MSE No‑Loss Startup Features
MSE provides three core capabilities:
Delayed registration: The service waits passively until internal components finish initialization before registering with the service registry.
Small‑traffic warm‑up: Traffic is gradually increased based on each instance’s start time, using weighted load‑balancing to avoid sudden load spikes.
Readiness check: An integrated readiness probe ensures that a pod is only marked ready after it has successfully registered, preventing traffic from being routed to an unregistered instance during a rolling update.
Cloud‑Native Gateway Warm‑up
The MSE Cloud‑Native Gateway also supports loss‑less deployment. By configuring a 60‑second warm‑up period in the load‑balancing policy and gradually shifting traffic weight across rolling‑update endpoints, the gateway can pre‑heat services without causing 5XX errors.

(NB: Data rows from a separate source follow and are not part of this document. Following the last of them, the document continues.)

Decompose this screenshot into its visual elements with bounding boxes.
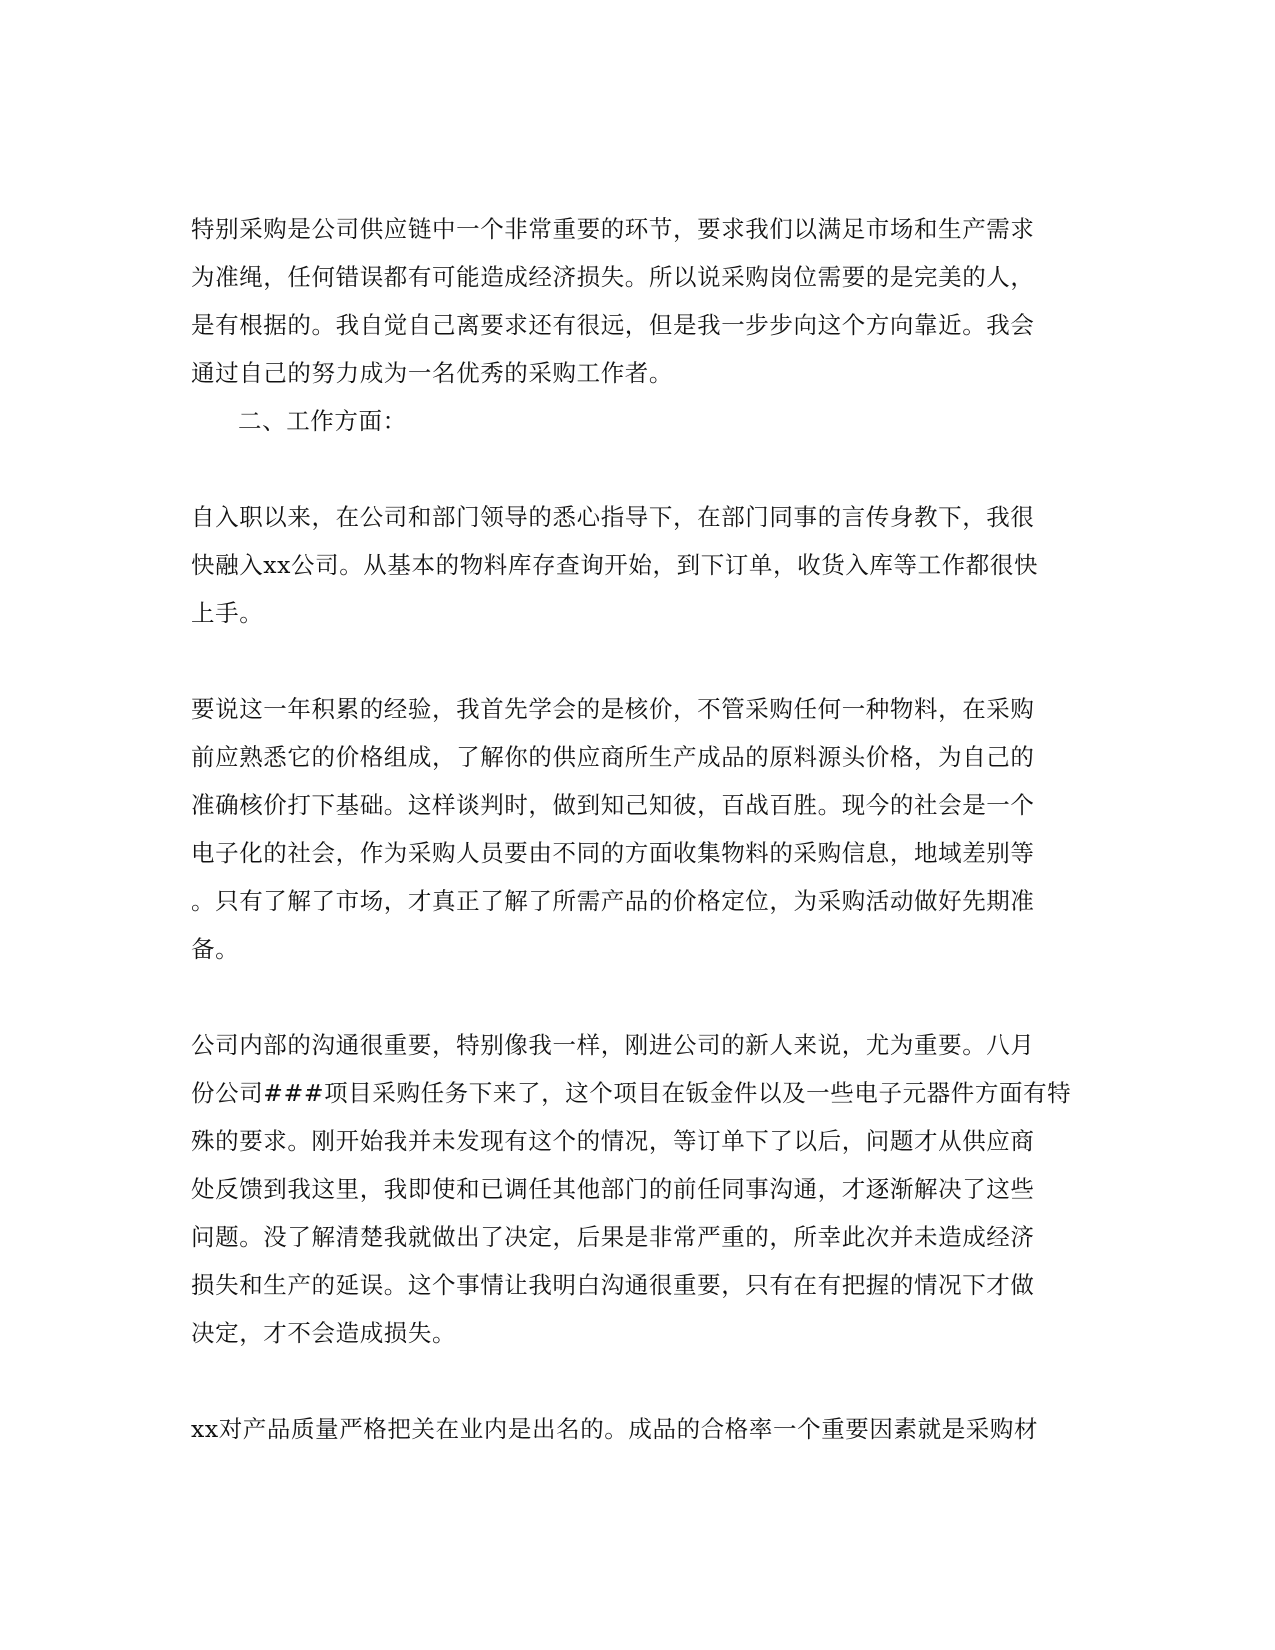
document-body (191, 205, 1091, 1453)
text-line: 准确核价打下基础。这样谈判时，做到知己知彼，百战百胜。现今的社会是一个 (191, 791, 1035, 819)
text-line: 备。 (191, 935, 240, 963)
text-line: 上手。 (191, 599, 264, 627)
paragraph-internal-communication (191, 1021, 1091, 1357)
paragraph-gap (191, 445, 1091, 493)
paragraph-procurement-importance (191, 205, 1091, 397)
text-line: 通过自己的努力成为一名优秀的采购工作者。 (191, 359, 673, 387)
paragraph-gap (191, 637, 1091, 685)
text-line: 特别采购是公司供应链中一个非常重要的环节，要求我们以满足市场和生产需求 (191, 215, 1035, 243)
paragraph-gap (191, 1357, 1091, 1405)
text-line: 问题。没了解清楚我就做出了决定，后果是非常严重的，所幸此次并未造成经济 (191, 1223, 1035, 1251)
text-line: 决定，才不会造成损失。 (191, 1319, 457, 1347)
text-line: xx对产品质量严格把关在业内是出名的。成品的合格率一个重要因素就是采购材 (191, 1415, 1039, 1443)
paragraph-price-verification (191, 685, 1091, 973)
text-line: 。只有了解了市场，才真正了解了所需产品的价格定位，为采购活动做好先期准 (191, 887, 1035, 915)
section-heading-text: 二、工作方面： (238, 407, 407, 435)
text-line: 电子化的社会，作为采购人员要由不同的方面收集物料的采购信息，地域差别等 (191, 839, 1035, 867)
text-line: 公司内部的沟通很重要，特别像我一样，刚进公司的新人来说，尤为重要。八月 (191, 1031, 1035, 1059)
text-line: 损失和生产的延误。这个事情让我明白沟通很重要，只有在有把握的情况下才做 (191, 1271, 1035, 1299)
text-line: 处反馈到我这里，我即使和已调任其他部门的前任同事沟通，才逐渐解决了这些 (191, 1175, 1035, 1203)
paragraph-gap (191, 973, 1091, 1021)
paragraph-onboarding (191, 493, 1091, 637)
text-line: 快融入xx公司。从基本的物料库存查询开始，到下订单，收货入库等工作都很快 (191, 551, 1039, 579)
text-line: 是有根据的。我自觉自己离要求还有很远，但是我一步步向这个方向靠近。我会 (191, 311, 1035, 339)
paragraph-quality-control (191, 1405, 1091, 1453)
text-line: 要说这一年积累的经验，我首先学会的是核价，不管采购任何一种物料，在采购 (191, 695, 1035, 723)
text-line: 殊的要求。刚开始我并未发现有这个的情况，等订单下了以后，问题才从供应商 (191, 1127, 1035, 1155)
section-heading-work (191, 397, 1091, 445)
text-line: 前应熟悉它的价格组成，了解你的供应商所生产成品的原料源头价格，为自己的 (191, 743, 1035, 771)
text-line: 为准绳，任何错误都有可能造成经济损失。所以说采购岗位需要的是完美的人， (191, 263, 1035, 291)
text-line: 自入职以来，在公司和部门领导的悉心指导下，在部门同事的言传身教下，我很 (191, 503, 1035, 531)
text-line: 份公司###项目采购任务下来了，这个项目在钣金件以及一些电子元器件方面有特 (191, 1079, 1072, 1107)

Note: Monitoring tools that sample at minute granularity may not display the smooth traffic increase; increasing the warm‑up duration or using second‑level sampling can make the effect observable.
Conclusion
While MSE’s graceful startup has matured, integration challenges remain due to diverse probe configurations and service meshes. The recommended practice is to combine path‑ignoring, appropriate probe protocols, and, when possible, RPC tagging to achieve truly loss‑less rollouts. Ongoing product improvements aim to automate these mitigations, reducing configuration overhead and lowering the adoption barrier for cloud‑native microservice deployments.